Optionally, if the digital signature is inserted in the digital signature field in first image file, the second mirror is generatedAs file;Then the receiving module 401 is specifically used for:
Receive second image file from the server end;
The client 400 further include:
Module is obtained, for obtaining the digital signature from the digital signature field in second image file.
Optionally, described device further includes the first cue module;
First cue module, if for decrypting the number using the public key and the digital signature decoding toolWord signature failure, then it is illegal to prompt the user with first image file.
Optionally, described device further includes the second cue module;
Second cue module, if inconsistent for verifying second cryptographic Hash and first cryptographic Hash, toUser prompts first image file to be destroyed.
The first image file is handled using the above-mentioned server for refreshing boot firmware, criminal is intercepting and capturingAfter above-mentioned digital signature and the first image file, even if the good authentication digital signature, the first image file is distorted in completion,But due to being originally used for calculating the absolute secret of private key of digital signature, criminal can only be usurped using other key pairsImage file after changing is handled, and corresponding digital signature is generated;Correspondingly, it is received for refreshing the client of boot firmwareTo after the image file being tampered and the corresponding digital signature of the image file, client is from the storage core for opening write-protectThe corresponding public key of private key is obtained in piece, using public key decryptions digital signature therein, however, due to the image file being tamperedCorresponding digital signature is encrypted using other keys and is generated, and public key corresponding with secure private key can not decrypt number labelName, correspondingly, client, which can not also be continued to execute, refreshes the operation such as boot firmware using the first image file, thus effectively preventsStop client and continued with the image file refreshing boot firmware being tampered, ensure that the safety that boot firmware refreshes.

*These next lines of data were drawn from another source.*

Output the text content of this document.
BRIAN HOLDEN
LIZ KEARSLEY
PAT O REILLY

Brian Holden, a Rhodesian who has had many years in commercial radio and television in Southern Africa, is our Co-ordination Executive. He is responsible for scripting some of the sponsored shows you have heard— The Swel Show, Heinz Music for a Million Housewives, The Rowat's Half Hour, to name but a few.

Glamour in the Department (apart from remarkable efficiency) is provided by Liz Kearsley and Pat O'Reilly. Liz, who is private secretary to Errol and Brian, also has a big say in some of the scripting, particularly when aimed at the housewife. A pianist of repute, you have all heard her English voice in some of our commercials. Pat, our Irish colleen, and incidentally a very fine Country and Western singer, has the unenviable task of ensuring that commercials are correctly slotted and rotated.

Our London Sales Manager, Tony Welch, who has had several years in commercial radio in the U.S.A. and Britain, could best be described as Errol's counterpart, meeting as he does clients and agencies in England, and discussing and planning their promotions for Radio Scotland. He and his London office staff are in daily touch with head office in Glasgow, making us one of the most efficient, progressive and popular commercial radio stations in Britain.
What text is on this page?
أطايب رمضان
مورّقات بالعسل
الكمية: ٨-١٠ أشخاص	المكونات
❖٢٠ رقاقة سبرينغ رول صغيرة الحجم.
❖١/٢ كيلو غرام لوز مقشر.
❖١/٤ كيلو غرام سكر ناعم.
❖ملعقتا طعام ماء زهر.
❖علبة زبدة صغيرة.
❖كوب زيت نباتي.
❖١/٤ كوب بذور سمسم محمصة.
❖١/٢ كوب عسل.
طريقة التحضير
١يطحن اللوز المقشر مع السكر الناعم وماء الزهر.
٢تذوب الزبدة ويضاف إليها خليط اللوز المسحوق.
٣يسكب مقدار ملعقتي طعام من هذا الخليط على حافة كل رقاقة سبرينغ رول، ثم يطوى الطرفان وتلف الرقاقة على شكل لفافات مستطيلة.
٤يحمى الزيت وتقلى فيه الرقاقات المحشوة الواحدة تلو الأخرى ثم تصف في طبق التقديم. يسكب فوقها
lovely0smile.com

It should be noted that all the embodiments in this specification are described in a progressive manner, each embodiment itBetween same and similar part may refer to each other, each embodiment focuses on the differences from other embodiments.For equipment and system embodiment, since it is substantially similar to the method embodiment, so describe fairly simple,The relevent part can refer to the partial explaination of embodiments of method.Equipment and system embodiment described above is only schematic, wherein unit may or may not be physically separated as illustrated by the separation member, it is shown as a unitComponent may or may not be physical unit, it can and it is in one place, or may be distributed over multiple networksOn unit.Some or all of the modules therein can be selected to achieve the purpose of the solution of this embodiment according to the actual needs.Those of ordinary skill in the art can understand and implement without creative efforts.
The above, only a kind of specific embodiment of the application, but the protection scope of the application is not limited thereto,Within the technical scope of the present application, any changes or substitutions that can be easily thought of by anyone skilled in the art,Should all it cover within the scope of protection of this application.Therefore, the protection scope of the application should be with scope of protection of the claimsSubject to.